Building on this knowledge, Esparza will conclude by presenting three product concepts, developed at Roquette’s Application Labs. The first product, a coconut isotonic beverage, uses simple carbs and includes maltodextrin, which is easily digestible.
“Simple carbs are useful when you need fast energy for, say, sports performance,” says Esparza. “This concept would be ideal for ‘Fitness Enthusiasts’, who are looking for glucose-based energy, which is the most efficient energy substrate for muscles and brain.”

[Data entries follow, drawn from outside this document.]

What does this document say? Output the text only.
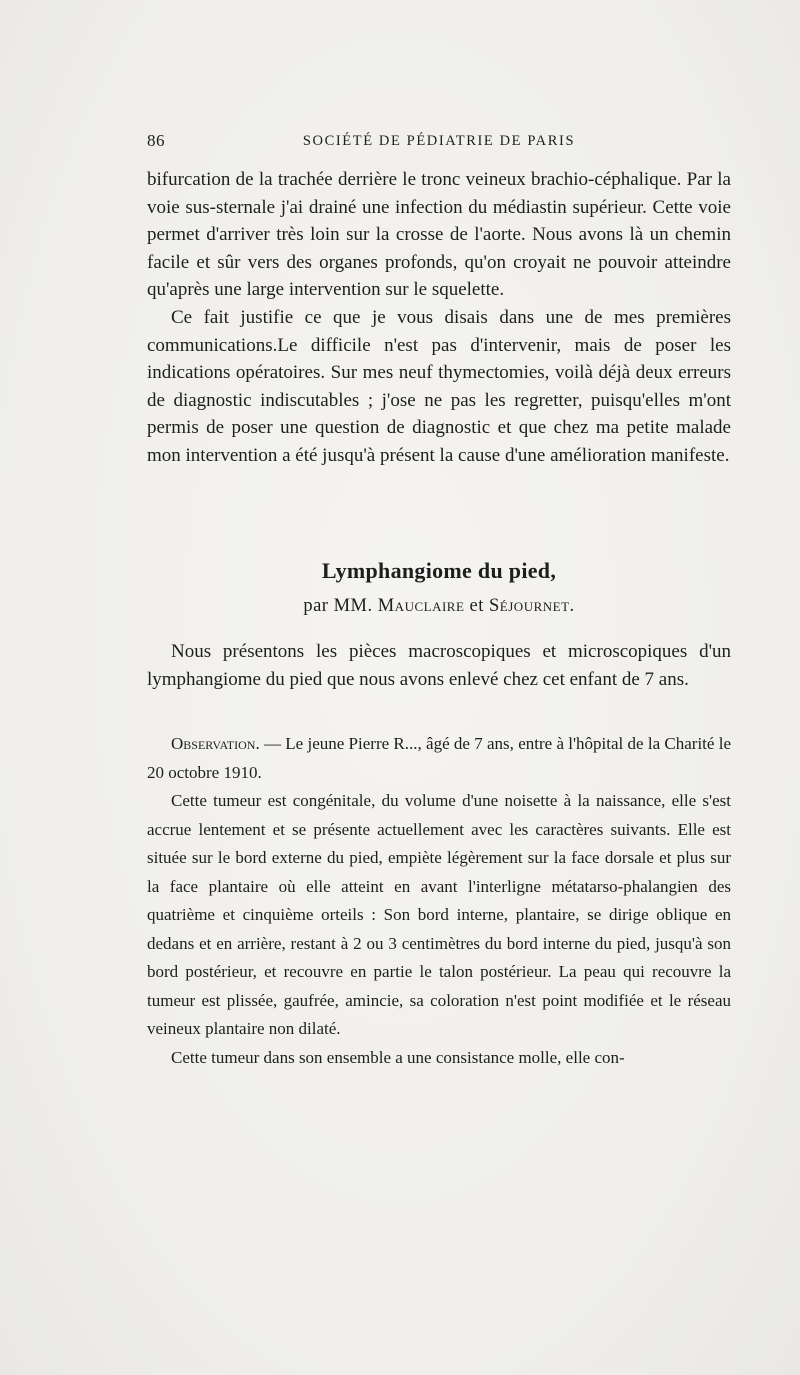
86	SOCIÉTÉ DE PÉDIATRIE DE PARIS

bifurcation de la trachée derrière le tronc veineux brachio-céphalique. Par la voie sus-sternale j'ai drainé une infection du médiastin supérieur. Cette voie permet d'arriver très loin sur la crosse de l'aorte. Nous avons là un chemin facile et sûr vers des organes profonds, qu'on croyait ne pouvoir atteindre qu'après une large intervention sur le squelette.

Ce fait justifie ce que je vous disais dans une de mes premières communications.Le difficile n'est pas d'intervenir, mais de poser les indications opératoires. Sur mes neuf thymectomies, voilà déjà deux erreurs de diagnostic indiscutables ; j'ose ne pas les regretter, puisqu'elles m'ont permis de poser une question de diagnostic et que chez ma petite malade mon intervention a été jusqu'à présent la cause d'une amélioration manifeste.

Lymphangiome du pied,
par MM. Mauclaire et Séjournet.

Nous présentons les pièces macroscopiques et microscopiques d'un lymphangiome du pied que nous avons enlevé chez cet enfant de 7 ans.

Observation. — Le jeune Pierre R..., âgé de 7 ans, entre à l'hôpital de la Charité le 20 octobre 1910.

Cette tumeur est congénitale, du volume d'une noisette à la naissance, elle s'est accrue lentement et se présente actuellement avec les caractères suivants. Elle est située sur le bord externe du pied, empiète légèrement sur la face dorsale et plus sur la face plantaire où elle atteint en avant l'interligne métatarso-phalangien des quatrième et cinquième orteils : Son bord interne, plantaire, se dirige oblique en dedans et en arrière, restant à 2 ou 3 centimètres du bord interne du pied, jusqu'à son bord postérieur, et recouvre en partie le talon postérieur. La peau qui recouvre la tumeur est plissée, gaufrée, amincie, sa coloration n'est point modifiée et le réseau veineux plantaire non dilaté.

Cette tumeur dans son ensemble a une consistance molle, elle con-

“The second concept is for consumers who need energy but not so urgently,” says Esparza. “The product prototype includes slow digestible starch, which ensures slow release of glucose. In this case, we have proposed a breakfast drink. Sometimes in the mornings, ‘Active Lifestylers’ don’t feel they have enough time for a good breakfast, they need energy to start the day but don’t want their products with high sugar content.”
The third concept is a biscuit to help manage blood glucose. This sugar-free biscuit contains maltitol, a low-GI sugar-free solution and a resistant dextrin, which is a soluble fibre, obtained from maize or wheat and belongs to the non-digestible carbohydrates group. Suggested claims for the European market include ‘sugars-free’, ‘high fibre’ and ‘reduced impact on blood glucose.’
“This type of soluble fiber brings another kind of energy – metabolic energy,” explains Esparza. “There are no glucose peaks, because the glucose is transformed into short-chain fatty acids in the colon, and absorbed by the body. This metabolic conversion helps to keep the digestive system healthy and fuels your body in a different way.”
Esparza hopes that her presentation will help to clarify the role of glucose as a source of energy in the body. “The concepts from our Application Lab will also demonstrate how we have solutions to formulate products that target specific needs,” she adds. “I hope to show that for different consumer populations, food makers need to formulate differently.”